Cause its called 'fieldfowling' not 'waterfowling'?


----------



## FoldEmXtreme (Jan 3, 2010)

speckiller said:


> So why does every one get so cranky about people roost busting geese? don't they come back? i do it all the time and have no problem killing birds


oke:


----------



## blhunter3 (May 5, 2007)

:roll: :roll: :roll: :roll:


----------



## huntingtim08 (Sep 17, 2004)

WOW!!!!!!!!!!!!!!!!


----------



## willert pc (Sep 6, 2007)

im thinking that this ones a real smart one :bop:


----------



## greenwinger_13 (Oct 6, 2005)

This person is trying to stir the pot im thinkin


----------



## usaf11 (Nov 23, 2009)

i guess that explains the nice people that were doing that today even though i was in the field at 5 am and 700am trucks were flying up and down the gravel road shooting at random geese and what did i get.......... NOTHING!!! thanks guys!!!


----------



## nodakoutdoors.com (Feb 27, 2002)

greenwinger_13 said:


> This person is trying to stir the pot im thinkin


Bingo - good call gang leaving this one alone.


----------



## blhunter3 (May 5, 2007)

We are getting smarter.... :wink: :beer: :lol:


----------



## Vinroy (Mar 22, 2010)

:shake: :shake: :shake: :shake: :******: :******: :******:


----------



## kingcanada (Sep 19, 2009)

Dang it!

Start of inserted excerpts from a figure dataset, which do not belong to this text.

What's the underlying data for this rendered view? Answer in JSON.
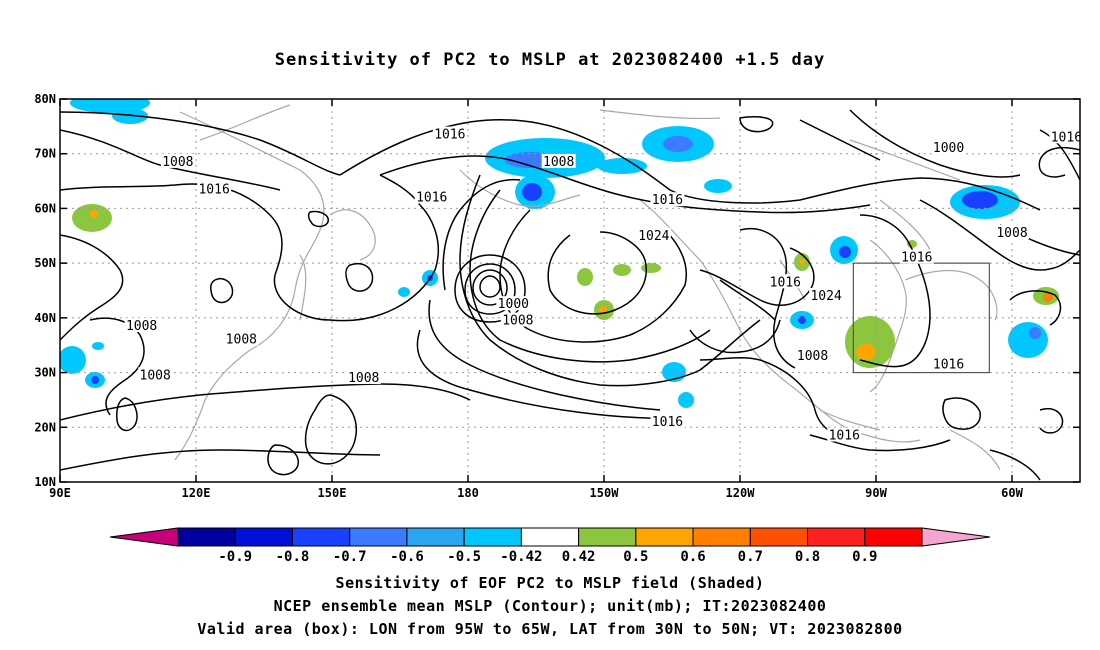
{
  "title": "Sensitivity of PC2 to MSLP at 2023082400 +1.5 day",
  "lat_labels": [
    "80N",
    "70N",
    "60N",
    "50N",
    "40N",
    "30N",
    "20N",
    "10N"
  ],
  "lat_values": [
    80,
    70,
    60,
    50,
    40,
    30,
    20,
    10
  ],
  "lon_labels": [
    "90E",
    "120E",
    "150E",
    "180",
    "150W",
    "120W",
    "90W",
    "60W"
  ],
  "lon_values": [
    90,
    120,
    150,
    180,
    210,
    240,
    270,
    300
  ],
  "map_extent": {
    "lon_min": 90,
    "lon_max": 315,
    "lat_min": 10,
    "lat_max": 80
  },
  "valid_box": {
    "lon_min": 265,
    "lon_max": 295,
    "lat_min": 30,
    "lat_max": 50
  },
  "contour_labels": [
    {
      "text": "1016",
      "lon": 176,
      "lat": 73.5
    },
    {
      "text": "1008",
      "lon": 116,
      "lat": 68.5
    },
    {
      "text": "1016",
      "lon": 124,
      "lat": 63.5
    },
    {
      "text": "1008",
      "lon": 108,
      "lat": 38.5
    },
    {
      "text": "1008",
      "lon": 130,
      "lat": 36
    },
    {
      "text": "1008",
      "lon": 111,
      "lat": 29.5
    },
    {
      "text": "1008",
      "lon": 157,
      "lat": 29
    },
    {
      "text": "1016",
      "lon": 172,
      "lat": 62
    },
    {
      "text": "1008",
      "lon": 200,
      "lat": 68.5
    },
    {
      "text": "1016",
      "lon": 224,
      "lat": 61.5
    },
    {
      "text": "1024",
      "lon": 221,
      "lat": 55
    },
    {
      "text": "1000",
      "lon": 190,
      "lat": 42.5
    },
    {
      "text": "1008",
      "lon": 191,
      "lat": 39.5
    },
    {
      "text": "1016",
      "lon": 250,
      "lat": 46.5
    },
    {
      "text": "1024",
      "lon": 259,
      "lat": 44
    },
    {
      "text": "1008",
      "lon": 256,
      "lat": 33
    },
    {
      "text": "1016",
      "lon": 224,
      "lat": 21
    },
    {
      "text": "1016",
      "lon": 263,
      "lat": 18.5
    },
    {
      "text": "1000",
      "lon": 286,
      "lat": 71
    },
    {
      "text": "1016",
      "lon": 312,
      "lat": 73
    },
    {
      "text": "1008",
      "lon": 300,
      "lat": 55.5
    },
    {
      "text": "1016",
      "lon": 279,
      "lat": 51
    },
    {
      "text": "1016",
      "lon": 286,
      "lat": 31.5
    }
  ],
  "colorbar": {
    "colors": [
      "#c8007a",
      "#0000a0",
      "#0010d8",
      "#1a40ff",
      "#3a7bff",
      "#2aa6f0",
      "#00c8ff",
      "#ffffff",
      "#8cc63f",
      "#ffa500",
      "#ff8000",
      "#ff4f00",
      "#ff2020",
      "#ff0000",
      "#f4a6d0"
    ],
    "labels": [
      "-0.9",
      "-0.8",
      "-0.7",
      "-0.6",
      "-0.5",
      "-0.42",
      "0.42",
      "0.5",
      "0.6",
      "0.7",
      "0.8",
      "0.9"
    ]
  },
  "captions": {
    "line1": "Sensitivity of EOF PC2 to MSLP field (Shaded)",
    "line2": "NCEP ensemble mean MSLP (Contour); unit(mb); IT:2023082400",
    "line3": "Valid area (box): LON from 95W to 65W, LAT from 30N to 50N; VT: 2023082800"
  }
}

You mean that I have been doing it the hard way? I think Walmart still has some of those kiddie wading pools on clearance, will geese roost on those? I'll bet I could put a few in my back yard and guard them ever so vigilantly with a slingshot and a bag of marbles. Do I need decoys too? Spinners? Imagine the gas money I will save!!!


----------